7. Louis Theroux's Weird Weekends
Quirky and awkward, Louis Theroux has amassed a cult following over the years and his “Weird Weekend” series is the most famous of his productions so far. Covering everything from wrestling to black nationalism and the porn industry, Louis travels across America to meet the weird and wonderful people who live the stories that he is telling.
6. Cosmos: A Spacetime Odyssey
The follow up to the classic 1980s American series Cosmos: A Personal Voyage, iconic astrophysicist Neil deGrasse Tyson takes us through the staggering world of the Cosmos. Over the course of its 13 episodes, Tyson takes on everything from the smallest molecules to the entire Milky Way in a series that won several awards, including the Peabody Best Educational Content award. The show originally aired on Fox in the United States but can be viewed in the UK on streaming service Netflix.
5. Human Planet
The John Hurt-narrated series explores humans as a species. The eight-part series looks at how adaptations have allowed humans to exist in every environment on the planet, from the harshest of winters in the polar regions to the dustiest and hottest of deserts.

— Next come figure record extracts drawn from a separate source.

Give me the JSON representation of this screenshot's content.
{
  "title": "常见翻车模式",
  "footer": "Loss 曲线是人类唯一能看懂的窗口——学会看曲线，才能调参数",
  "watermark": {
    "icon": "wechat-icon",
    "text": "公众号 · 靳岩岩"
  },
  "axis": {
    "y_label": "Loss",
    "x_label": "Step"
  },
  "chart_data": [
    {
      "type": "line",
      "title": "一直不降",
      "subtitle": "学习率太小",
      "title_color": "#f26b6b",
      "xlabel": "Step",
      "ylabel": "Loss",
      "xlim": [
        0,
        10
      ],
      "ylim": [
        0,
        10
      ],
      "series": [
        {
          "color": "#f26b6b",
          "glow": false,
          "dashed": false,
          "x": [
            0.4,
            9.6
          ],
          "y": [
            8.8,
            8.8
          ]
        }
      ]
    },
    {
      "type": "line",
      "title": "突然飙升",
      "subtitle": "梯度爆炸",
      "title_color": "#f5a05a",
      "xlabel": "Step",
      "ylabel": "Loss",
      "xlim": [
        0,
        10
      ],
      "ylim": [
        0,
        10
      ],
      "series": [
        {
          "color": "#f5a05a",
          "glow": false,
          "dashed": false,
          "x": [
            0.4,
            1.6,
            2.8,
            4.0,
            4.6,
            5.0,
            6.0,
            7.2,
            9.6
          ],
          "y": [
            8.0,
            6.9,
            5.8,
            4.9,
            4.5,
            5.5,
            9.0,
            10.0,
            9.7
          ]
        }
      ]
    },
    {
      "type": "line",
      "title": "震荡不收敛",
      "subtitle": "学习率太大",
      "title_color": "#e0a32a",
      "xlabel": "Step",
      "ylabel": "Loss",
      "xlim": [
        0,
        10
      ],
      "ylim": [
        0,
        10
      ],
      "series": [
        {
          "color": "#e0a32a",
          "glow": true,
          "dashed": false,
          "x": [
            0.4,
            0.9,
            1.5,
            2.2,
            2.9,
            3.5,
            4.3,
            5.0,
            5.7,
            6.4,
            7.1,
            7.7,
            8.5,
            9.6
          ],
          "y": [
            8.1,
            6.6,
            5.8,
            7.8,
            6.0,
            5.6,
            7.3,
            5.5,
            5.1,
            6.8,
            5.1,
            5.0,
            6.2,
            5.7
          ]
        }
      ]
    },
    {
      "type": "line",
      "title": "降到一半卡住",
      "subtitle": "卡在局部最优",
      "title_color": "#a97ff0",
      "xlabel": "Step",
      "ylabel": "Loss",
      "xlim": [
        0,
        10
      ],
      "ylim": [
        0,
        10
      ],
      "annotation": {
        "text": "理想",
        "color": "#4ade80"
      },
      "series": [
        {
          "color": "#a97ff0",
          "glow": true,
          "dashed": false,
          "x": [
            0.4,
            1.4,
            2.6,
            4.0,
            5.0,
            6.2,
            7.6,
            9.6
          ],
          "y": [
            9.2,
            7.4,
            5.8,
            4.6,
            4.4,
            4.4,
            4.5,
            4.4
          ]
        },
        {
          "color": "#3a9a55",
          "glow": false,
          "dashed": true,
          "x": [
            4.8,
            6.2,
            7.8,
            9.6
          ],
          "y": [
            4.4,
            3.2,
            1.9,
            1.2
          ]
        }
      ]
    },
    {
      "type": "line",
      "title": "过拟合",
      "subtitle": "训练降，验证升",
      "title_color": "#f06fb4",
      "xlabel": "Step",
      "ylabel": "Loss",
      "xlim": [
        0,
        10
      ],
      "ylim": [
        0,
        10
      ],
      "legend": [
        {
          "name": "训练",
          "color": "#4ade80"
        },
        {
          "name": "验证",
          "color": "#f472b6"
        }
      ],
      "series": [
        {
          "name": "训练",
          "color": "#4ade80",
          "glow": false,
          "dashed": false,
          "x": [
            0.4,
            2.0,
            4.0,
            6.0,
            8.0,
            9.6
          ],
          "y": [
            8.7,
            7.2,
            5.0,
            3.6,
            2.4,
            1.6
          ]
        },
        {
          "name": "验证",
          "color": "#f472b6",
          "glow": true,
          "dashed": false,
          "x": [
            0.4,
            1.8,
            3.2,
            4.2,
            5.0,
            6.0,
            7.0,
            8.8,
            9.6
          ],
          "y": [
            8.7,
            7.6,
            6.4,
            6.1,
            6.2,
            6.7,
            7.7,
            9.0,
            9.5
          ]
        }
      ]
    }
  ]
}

Nominated for seven BAFTAs, it won two for its editing and cinematography and is the most exhaustive look yet at the human species across the globe.
Kenneth Clark’s 1969 series explored almost all of civilisation up to that point. From the collapse of the Roman Empire right up to the 20th Century, the series told the story of Western civilisation through the Dark Ages, The Enlightenment, The Renaissance, The Reformation and many others. It was announced in 2014 that the BBC were looking to remake the series. At this point, nothing solid has been announced and the plans have come in for criticism from historian David Starkey, amongst others.
3. Walking With Dinosaurs
Tim Haines’ exceptional look into pre-historic life is seventeen years old at this point but still looks more realistic than any other dinosaur programme in television history. Taking us from the late Triassic period (220 million years ago) when the dinosaurs were first evolving, through the Jurassic period (150 million years ago) that saw the world’s largest ever land animals evolve to the Cretaceous period (80 million years ago) when Tyrannosaurus roamed the Earth and the meteor which eventually brought about their demise landed. Narrated by Sir Kenneth Branagh, the series is a landmark for nature and historic documentaries, spawning three spin-off series (Walking With Beasts, Walking With Cavemen and Walking With Monsters) and winning two BAFTAs and three Primetime Emmy Awards in the process.
2. Planet Earth
Planet Earth is a groundbreaking BBC documentary and was the most expensive documentary series ever brought to air. It was also the first BBC nature series to be filmed in high definition. Over the course of its eleven episodes, Attenborough covers every corner, every landscape, every terrain and every continent on the planet.
1. Life Series
This isn’t one documentary series granted but David Attenborough’s career-spanning “Life” series that spanned from 1979’s Life On Earth to 2005’s Life In The Undergrowth. A comprehensive look at almost every aspect of the natural world, it has spawned some of the greatest ever Attenborough moments including the infamous Gorilla encounter. The series also features 2002’s Life Of Mammals which saw the appearance of a Blue Whale, one of the rarest and most treasured sites in nature.